# [SOLVED] stronghold 2 problems



## nickske8x

Hi, 
I have a problem with stronhold 2 i played it years ago many times but stopped, 
now i bought a new computer and i want to install it again only the problem is 
it wont install. I'm getting no error messages or anything. i tried to start it by clicking on autorun.exe, disabaled the firewall etc... but nothing happens what am i doing wrong:4-dontkno how do i make this work? 

Grtz, Nick:grin:


----------



## Ninjaboi

*Re: stronghold 2 problems*

Hello nickske8x, welcome to TSF!

Have you tried running setup.exe in the Disk1 folder on the Stronghold 2 disc? If not, try to do so. If that doesn't work, try this workaround:



> If you copy CD1 into a Disk1 folder, which you have created on your hard disk. Then CD2 into a Disk2 folder also created on the hard disk and install from Disk1 on the hard disk, without using the CDs.
> This may get around the problem you have encountered.
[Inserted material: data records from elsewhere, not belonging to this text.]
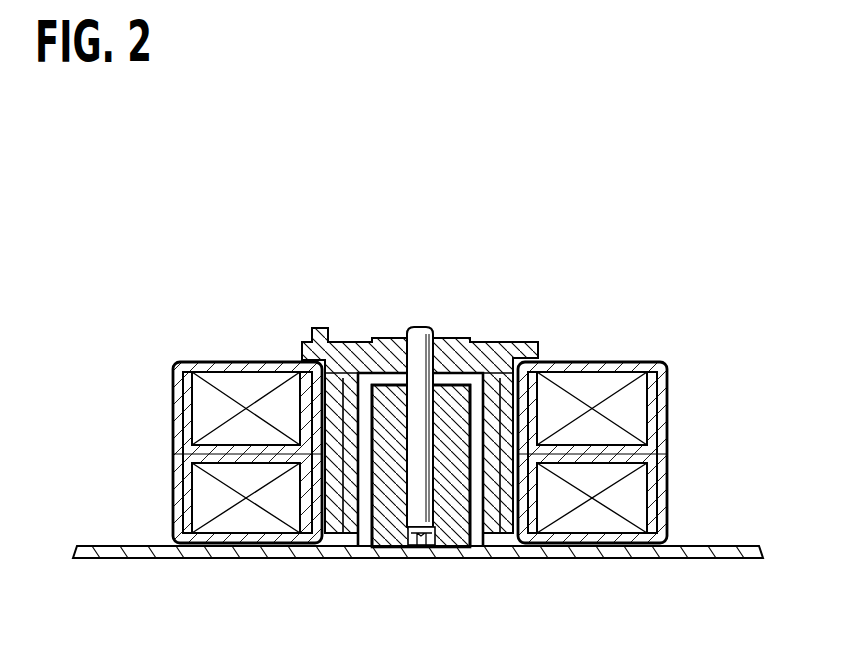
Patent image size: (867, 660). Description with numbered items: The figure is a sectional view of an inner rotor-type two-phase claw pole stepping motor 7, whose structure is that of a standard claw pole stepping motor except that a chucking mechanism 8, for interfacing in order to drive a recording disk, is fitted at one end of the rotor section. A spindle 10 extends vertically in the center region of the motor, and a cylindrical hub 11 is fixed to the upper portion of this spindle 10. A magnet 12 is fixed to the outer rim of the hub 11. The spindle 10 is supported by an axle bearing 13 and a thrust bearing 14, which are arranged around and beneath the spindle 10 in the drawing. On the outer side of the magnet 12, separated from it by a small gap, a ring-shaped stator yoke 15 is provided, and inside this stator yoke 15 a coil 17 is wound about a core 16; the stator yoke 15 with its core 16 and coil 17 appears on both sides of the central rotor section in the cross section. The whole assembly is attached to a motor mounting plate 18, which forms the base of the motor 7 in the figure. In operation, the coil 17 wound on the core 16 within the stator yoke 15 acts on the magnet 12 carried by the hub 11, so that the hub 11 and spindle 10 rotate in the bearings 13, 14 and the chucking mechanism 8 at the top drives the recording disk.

The spindle motor 7 is at (640, 314).
The chucking mechanism 8 is at (535, 277).
The spindle 10 is at (423, 333).
The cylindrical hub 11 is at (381, 353).
The magnet 12 is at (332, 400).
The axle bearing 13 is at (390, 510).
The thrust bearing 14 is at (429, 530).
The stator yoke 15 is at (451, 495).
The core 16 is at (305, 520).
The coil 17 is at (240, 527).
The motor mounting plate 18 is at (718, 560).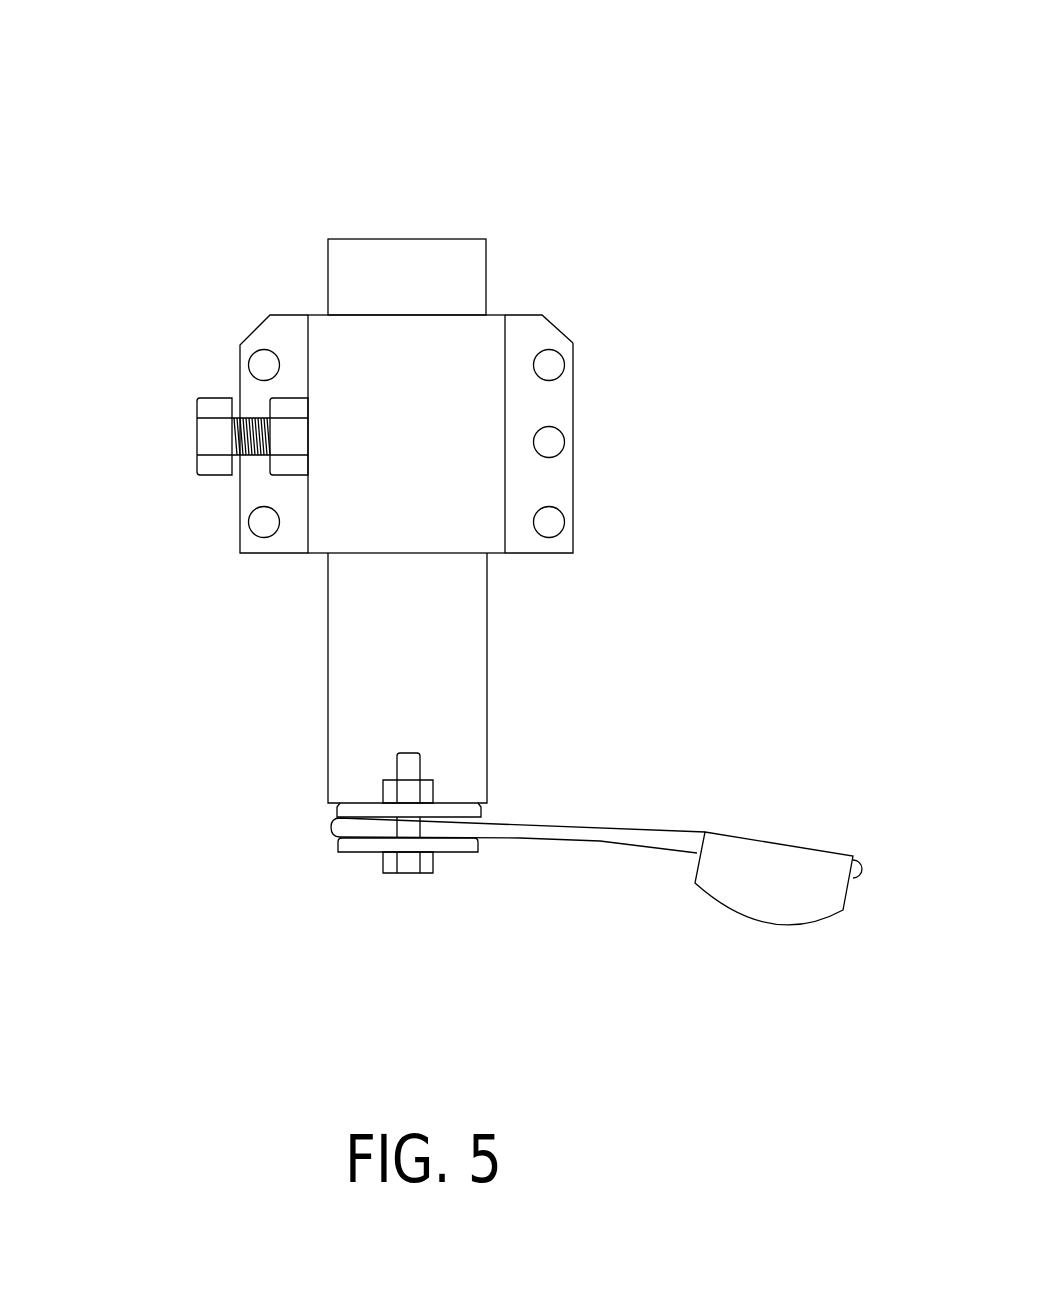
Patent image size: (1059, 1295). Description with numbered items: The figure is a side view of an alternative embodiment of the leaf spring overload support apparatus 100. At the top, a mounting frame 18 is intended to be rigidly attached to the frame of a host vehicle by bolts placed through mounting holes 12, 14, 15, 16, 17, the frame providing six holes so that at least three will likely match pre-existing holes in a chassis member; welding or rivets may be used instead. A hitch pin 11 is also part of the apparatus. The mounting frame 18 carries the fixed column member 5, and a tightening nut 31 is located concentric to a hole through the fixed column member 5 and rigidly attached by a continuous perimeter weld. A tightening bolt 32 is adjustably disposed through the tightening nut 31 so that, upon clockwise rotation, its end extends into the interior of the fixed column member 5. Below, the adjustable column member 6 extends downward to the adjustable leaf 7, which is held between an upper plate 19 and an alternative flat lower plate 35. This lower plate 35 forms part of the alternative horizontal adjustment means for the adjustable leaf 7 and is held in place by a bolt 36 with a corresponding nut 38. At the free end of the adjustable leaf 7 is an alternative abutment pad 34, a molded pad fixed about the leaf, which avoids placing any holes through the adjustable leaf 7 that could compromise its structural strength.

The apparatus 100 is at (418, 158).
The fixed column member 5 is at (396, 382).
The mounting frame 18 is at (525, 330).
The hitch pin 11 is at (522, 431).
The mounting hole 12 is at (257, 363).
The mounting hole 14 is at (265, 523).
The mounting hole 15 is at (548, 363).
The mounting hole 16 is at (558, 450).
The mounting hole 17 is at (558, 530).
The tightening nut 31 is at (288, 435).
The tightening bolt 32 is at (213, 437).
The adjustable column member 6 is at (410, 668).
The nut 38 is at (412, 790).
The upper plate 19 is at (368, 812).
The adjustable leaf 7 is at (603, 837).
The flat lower plate 35 is at (378, 840).
The bolt 36 is at (408, 863).
The abutment pad 34 is at (765, 890).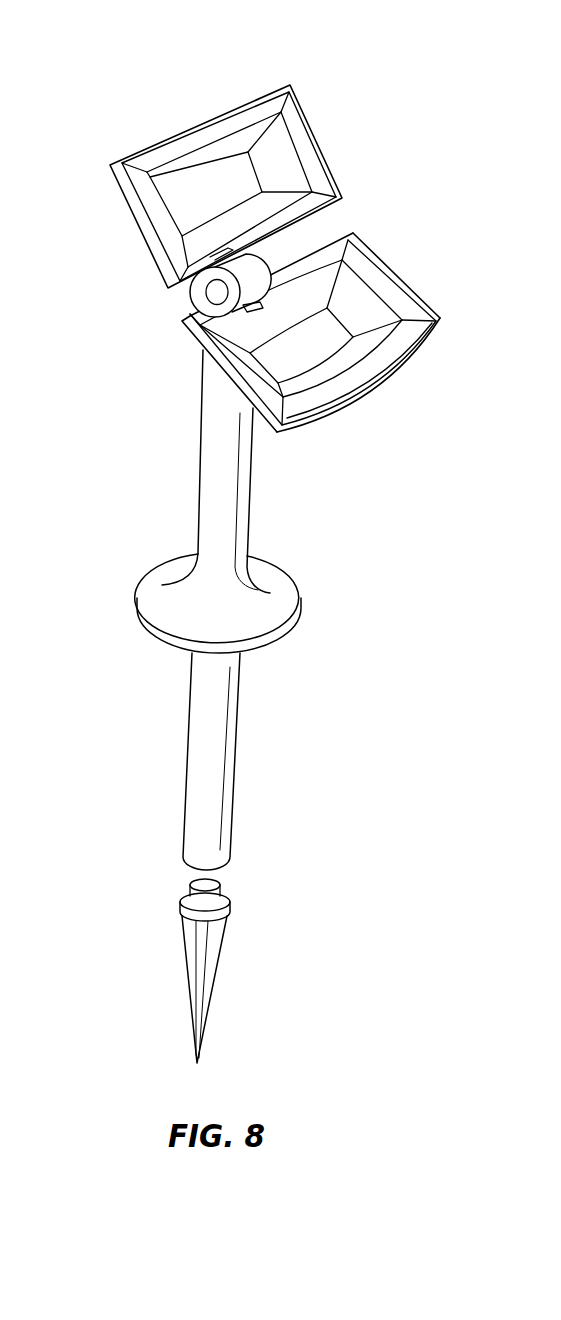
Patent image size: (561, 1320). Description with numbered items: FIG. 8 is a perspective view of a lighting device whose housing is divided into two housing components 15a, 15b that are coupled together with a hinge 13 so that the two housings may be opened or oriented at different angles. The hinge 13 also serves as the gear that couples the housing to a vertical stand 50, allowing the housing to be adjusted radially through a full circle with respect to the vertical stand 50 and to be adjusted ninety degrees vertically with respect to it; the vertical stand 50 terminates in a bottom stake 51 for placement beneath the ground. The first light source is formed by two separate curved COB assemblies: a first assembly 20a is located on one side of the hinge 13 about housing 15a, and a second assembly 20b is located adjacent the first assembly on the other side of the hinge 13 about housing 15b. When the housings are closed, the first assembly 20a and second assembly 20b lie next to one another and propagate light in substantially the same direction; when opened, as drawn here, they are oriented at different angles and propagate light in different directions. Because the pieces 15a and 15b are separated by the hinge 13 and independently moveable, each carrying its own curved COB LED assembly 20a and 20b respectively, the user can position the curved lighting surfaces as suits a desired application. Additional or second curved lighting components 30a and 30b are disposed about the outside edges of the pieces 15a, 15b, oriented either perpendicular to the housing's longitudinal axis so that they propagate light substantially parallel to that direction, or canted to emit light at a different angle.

The housing component 15a is at (172, 147).
The second curved lighting component 30a is at (240, 107).
The first assembly 20a is at (183, 203).
The hinge 13 is at (202, 300).
The housing component 15b is at (365, 375).
The second curved lighting component 30b is at (315, 417).
The second assembly 20b is at (323, 338).
The vertical stand 50 is at (233, 747).
The bottom stake 51 is at (220, 957).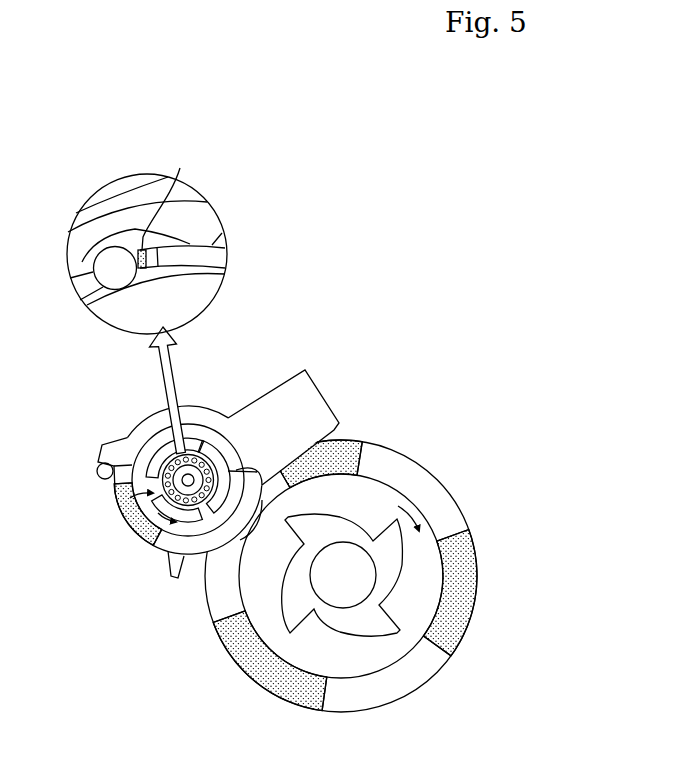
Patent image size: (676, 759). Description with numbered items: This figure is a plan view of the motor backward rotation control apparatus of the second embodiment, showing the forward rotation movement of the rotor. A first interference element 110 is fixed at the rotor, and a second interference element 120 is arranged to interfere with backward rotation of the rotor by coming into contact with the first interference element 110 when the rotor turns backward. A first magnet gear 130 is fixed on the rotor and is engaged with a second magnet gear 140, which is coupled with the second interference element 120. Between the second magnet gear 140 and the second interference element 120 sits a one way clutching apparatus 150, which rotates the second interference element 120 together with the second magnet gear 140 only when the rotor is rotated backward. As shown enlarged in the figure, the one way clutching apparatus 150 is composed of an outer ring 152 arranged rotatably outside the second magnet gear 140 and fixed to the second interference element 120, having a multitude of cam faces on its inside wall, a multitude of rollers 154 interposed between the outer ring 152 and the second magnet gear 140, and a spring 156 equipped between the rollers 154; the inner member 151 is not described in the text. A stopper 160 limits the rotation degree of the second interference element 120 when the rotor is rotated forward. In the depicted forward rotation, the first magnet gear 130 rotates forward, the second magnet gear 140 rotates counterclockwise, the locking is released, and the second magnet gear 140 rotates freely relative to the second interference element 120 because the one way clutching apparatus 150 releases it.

The first interference element 110 is at (387, 542).
The second interference element 120 is at (273, 418).
The first magnet gear 130 is at (440, 510).
The second magnet gear 140 is at (118, 307).
The one way clutching apparatus 150 is at (178, 115).
The shaft 151 is at (108, 262).
The outer ring 152 is at (135, 218).
The roller 154 is at (112, 260).
The spring 156 is at (180, 168).
The stopper 160 is at (97, 472).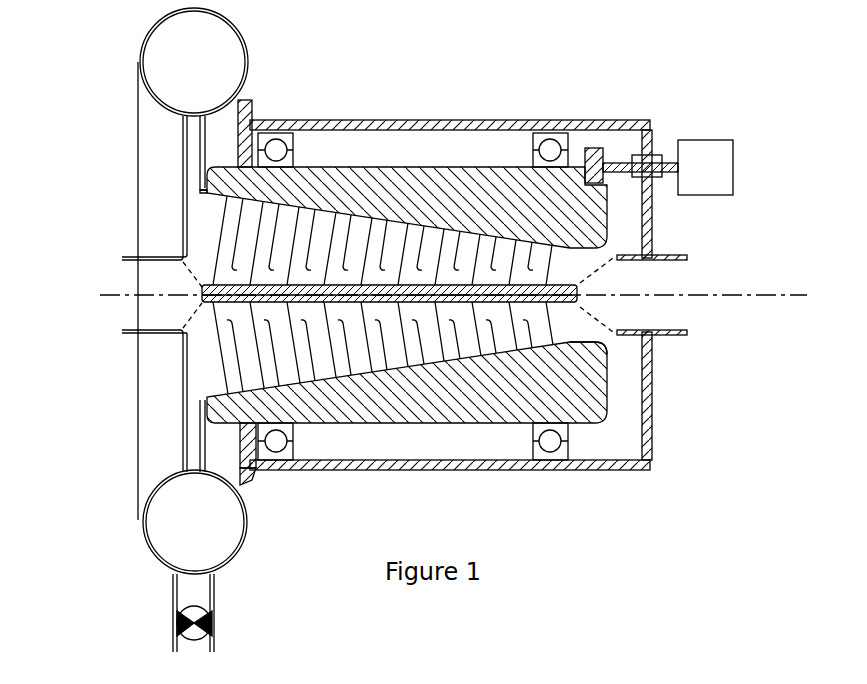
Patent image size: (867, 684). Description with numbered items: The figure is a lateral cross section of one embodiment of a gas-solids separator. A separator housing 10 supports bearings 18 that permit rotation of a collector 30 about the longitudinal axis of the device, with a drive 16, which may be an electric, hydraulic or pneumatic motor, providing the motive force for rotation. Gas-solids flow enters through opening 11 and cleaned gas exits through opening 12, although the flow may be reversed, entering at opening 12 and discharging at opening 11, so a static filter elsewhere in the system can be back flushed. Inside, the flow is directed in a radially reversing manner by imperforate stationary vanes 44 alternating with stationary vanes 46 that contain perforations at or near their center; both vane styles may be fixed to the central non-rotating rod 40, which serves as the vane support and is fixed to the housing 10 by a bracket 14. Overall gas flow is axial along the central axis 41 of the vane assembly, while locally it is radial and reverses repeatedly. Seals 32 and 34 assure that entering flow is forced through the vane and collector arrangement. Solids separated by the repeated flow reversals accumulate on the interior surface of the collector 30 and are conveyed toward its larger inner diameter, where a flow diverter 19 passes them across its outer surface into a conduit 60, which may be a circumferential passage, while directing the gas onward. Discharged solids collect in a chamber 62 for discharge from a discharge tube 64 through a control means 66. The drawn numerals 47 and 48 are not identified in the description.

The separator housing 10 is at (390, 125).
The opening 11 is at (145, 287).
The opening 12 is at (660, 277).
The bracket 14 is at (200, 281).
The drive 16 is at (703, 157).
The bearings 18 is at (545, 140).
The flow diverter 19 is at (245, 423).
The collector 30 is at (580, 403).
The seal 32 is at (598, 343).
The seal 34 is at (205, 422).
The central non-rotating rod 40 is at (557, 297).
The central axis 41 is at (710, 295).
The stationary vanes 44 is at (212, 240).
The stationary vanes 46 is at (240, 360).
The inlet passage 47 is at (228, 314).
The rotor lip 48 is at (203, 191).
The conduit 60 is at (195, 147).
The chamber 62 is at (170, 52).
The discharge tube 64 is at (187, 595).
The control means 66 is at (225, 623).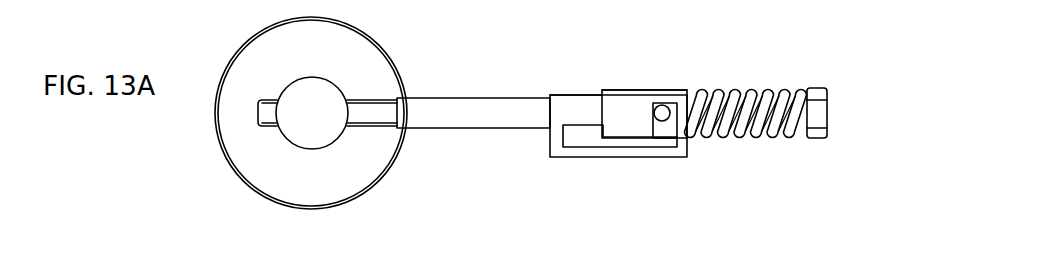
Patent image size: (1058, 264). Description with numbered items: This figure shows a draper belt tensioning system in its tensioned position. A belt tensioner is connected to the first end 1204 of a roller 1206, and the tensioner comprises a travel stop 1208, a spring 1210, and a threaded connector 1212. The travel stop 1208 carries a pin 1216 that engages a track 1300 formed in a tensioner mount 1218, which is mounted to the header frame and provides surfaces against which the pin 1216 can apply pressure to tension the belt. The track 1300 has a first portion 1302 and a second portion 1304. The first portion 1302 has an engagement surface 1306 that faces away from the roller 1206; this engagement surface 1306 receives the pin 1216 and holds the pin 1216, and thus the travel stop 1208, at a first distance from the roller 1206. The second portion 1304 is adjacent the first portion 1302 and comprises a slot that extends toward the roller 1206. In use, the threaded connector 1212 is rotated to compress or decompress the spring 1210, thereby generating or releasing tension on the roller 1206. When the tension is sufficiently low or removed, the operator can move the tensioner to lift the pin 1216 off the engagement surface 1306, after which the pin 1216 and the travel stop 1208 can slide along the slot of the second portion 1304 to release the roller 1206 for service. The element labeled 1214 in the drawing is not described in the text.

The first end 1204 is at (330, 135).
The roller 1206 is at (398, 62).
The travel stop 1208 is at (647, 90).
The spring 1210 is at (745, 138).
The threaded connector 1212 is at (470, 129).
The end cap 1214 is at (828, 106).
The pin 1216 is at (668, 122).
The tensioner mount 1218 is at (575, 98).
The track 1300 is at (550, 135).
The first portion 1302 is at (672, 90).
The second portion 1304 is at (583, 135).
The engagement surface 1306 is at (654, 113).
To start the installation from the hard disk go into the Disk1 folder and then click on the other Disk1 folder and run the setup.exe file.


Source(s):

Firefly Studios - Stronghold 2 FAQs

Installation problems Stronghold2 - Stronghold 2 - GameSpot Forums


----------



## nickske8x

*Re: stronghold 2 problems*

yes it worked!

Thank you very much *NINJABOI *


----------



## Ninjaboi

No problem, enjoy the game!


----------